6-4 Investigation of the Process Conditions of Inhibition Reactions for Thermal-Efficiency Improvement

-Effects of Impurity Contamination in an HI Concentrator-

Fig.6-7  External view of the hydrogen-production test facility

Fig.6-7 External view of the hydrogen-production test facility

We constructed a hydrogen-production test facility with all process components composed of industrial structural material in order to verify the integrity of the components and demonstrate continuous hydrogen-production ability. An electoro-electoro dialysis device (EED) was employed to concentrate the HI solution.

 

Fig.6-8  Production and concentration of HI Solution

Fig.6-8 Production and concentration of HI Solution

The HI solution produced by the Bunsen reaction is purified to prevent harmful side reactions in HI concentration using the EED device. The purification process for the one-sided EED channel can be eliminated by adapting the proposed method.

 

Fig.6-9  View of cation-exchange membrane

Fig.6-9 View of cation-exchange membrane after HI-concentration experiments using the EED device

No contamination by H2SO4 in the bath sides (Case A); one-sided contamination by H2SO4 in anolyte (Case B); no sulfur is evidenced. Contamination by H2SO4 in catholyte; sulfur is produced (Case C).

 


We have pursued R&D on a thermochemical hydrogen-production iodine–sulfur process as a heat-utilization application for the high-temperature gas-cooled reactor. This chemical process uses chemical compounds of iodine and sulfur to split water to produce hydrogen by combining three chemical reactions. This process, which can harness heat for nuclear or renewable energy, is a promising next-generation hydrogen-production method that is independent of fossil fuels and that can provide energy security. One important task is to improve the thermal efficiency of hydrogen production.

Reduction of the heat for driving processes is an effective method of improving thermal efficiency. We focused on a purification operation for processing the Bunsen-reaction solution. Bunsen reaction, which is core chemical reaction in the iodine–sulfur process, produces two types of acids in HI-and H2SO4-rich solutions from H2O, I2, and SO2; the two acids separate into upper and lower phases with a clear boundary set by the liquid–liquid phase-separation phenomenon. The lower phase, which is rich in HI and I2, includes an impurity of H2SO4; this contamination probably causes HI concentration (an EED with a cation-exchange membrane, Fig.6-7) and HI distillation to occur as a harmful side reaction with the production of solid sulfur.
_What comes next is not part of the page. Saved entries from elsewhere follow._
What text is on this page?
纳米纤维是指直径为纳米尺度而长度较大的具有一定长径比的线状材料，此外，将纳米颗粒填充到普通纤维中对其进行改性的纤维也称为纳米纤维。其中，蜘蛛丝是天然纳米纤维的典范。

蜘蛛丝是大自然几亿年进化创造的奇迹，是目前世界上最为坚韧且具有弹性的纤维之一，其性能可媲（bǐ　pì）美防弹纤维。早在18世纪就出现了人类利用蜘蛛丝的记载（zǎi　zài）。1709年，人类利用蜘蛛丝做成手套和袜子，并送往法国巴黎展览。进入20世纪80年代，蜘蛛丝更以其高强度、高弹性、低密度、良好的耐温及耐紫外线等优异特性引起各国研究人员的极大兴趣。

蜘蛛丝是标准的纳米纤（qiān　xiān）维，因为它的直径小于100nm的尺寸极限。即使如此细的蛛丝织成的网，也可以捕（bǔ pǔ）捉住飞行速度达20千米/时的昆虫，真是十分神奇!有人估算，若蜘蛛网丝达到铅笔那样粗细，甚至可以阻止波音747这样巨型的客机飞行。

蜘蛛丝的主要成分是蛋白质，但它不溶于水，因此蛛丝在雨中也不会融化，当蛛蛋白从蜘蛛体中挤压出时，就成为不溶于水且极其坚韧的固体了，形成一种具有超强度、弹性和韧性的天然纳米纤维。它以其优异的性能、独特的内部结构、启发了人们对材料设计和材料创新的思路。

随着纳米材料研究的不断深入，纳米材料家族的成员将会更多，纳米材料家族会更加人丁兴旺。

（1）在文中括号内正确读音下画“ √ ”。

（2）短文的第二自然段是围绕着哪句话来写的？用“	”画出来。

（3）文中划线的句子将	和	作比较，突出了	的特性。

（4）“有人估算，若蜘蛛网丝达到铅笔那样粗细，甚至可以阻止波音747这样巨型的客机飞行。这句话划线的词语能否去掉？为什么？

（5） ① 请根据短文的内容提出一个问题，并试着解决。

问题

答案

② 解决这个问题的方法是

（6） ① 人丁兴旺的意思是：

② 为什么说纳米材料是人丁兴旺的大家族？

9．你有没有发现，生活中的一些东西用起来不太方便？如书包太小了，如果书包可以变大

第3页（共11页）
Because of mutual solubility between the two phases, a certain amount of H2SO4 is solved into the lower phase; a purification process by heating of the solution is necessary to remove H2SO4. This purification causes an increase of heat input because of the heating requirement for solution vaporization.

While optimizations of the operating temperature for the purification process have been studied, we proposed a flow-rate-reduction method of the processed solution itself to reduce the required heat (Fig.6-8), based on the fact that H2SO4 turns into sulfur in the reduction environment. The solution after the purification should be concentrated by EED; the solution is fed to both channels of the EED device in the previous flowsheet; H2SO4 in the anolyte of the oxidation environment is therefore probably stable. If the method is workable, the required heat can be reduced by reducing the processing solution for the purification; moreover, the flowsheet can be simplified.
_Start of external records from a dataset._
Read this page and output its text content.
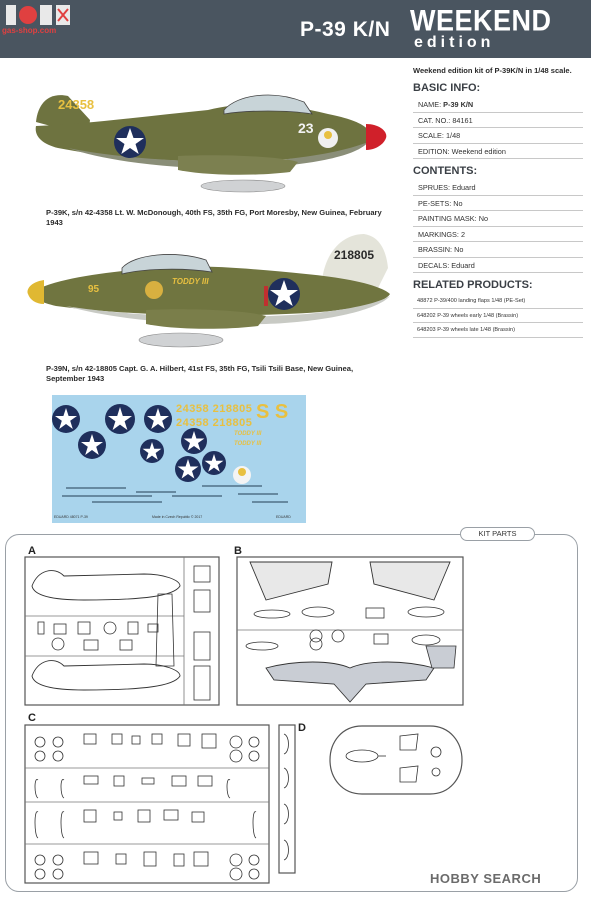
gas-shop.com	P-39 K/N WEEKEND
edition
24358
23
P-39K, s/n 42-4358 Lt. W. McDonough, 40th FS, 35th FG, Port Moresby, New Guinea, February 1943
218805
95
TODDY III
P-39N, s/n 42-18805 Capt. G. A. Hilbert, 41st FS, 35th FG, Tsili Tsili Base, New Guinea, September 1943
Weekend edition kit of P-39K/N in 1/48 scale.
BASIC INFO:
NAME: P-39 K/N
CAT. NO.: 84161
SCALE: 1/48
EDITION: Weekend edition
CONTENTS:
SPRUES: Eduard
PE-SETS: No
PAINTING MASK: No
MARKINGS: 2
BRASSIN: No
DECALS: Eduard
RELATED PRODUCTS:
48872 P-39/400 landing flaps 1/48 (PE-Set)
648202 P-39 wheels early 1/48 (Brassin)
648203 P-39 wheels late 1/48 (Brassin)
24358 218805
24358 218805 S S
TODDY III
TODDY III
EDUARD 48071 P-39	Made in Czech Republic © 2017	EDUARD
KIT PARTS
A	B
C
D
HOBBY SEARCH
To validate the proposed method, we conducted concentration experiments of the HI solution including H2SO4 using an EED device. Results met our expectations; the sulfur was not produced in the anolyte; moreover, the contamination in the anolyte was not affected by the cell voltage or the membrane selectivity (Fig.6-9). We revealed that our proposal can save the input heat required for purification. An increase of the hydrogen-production thermal efficiency is approximately 10% of that of the previous method.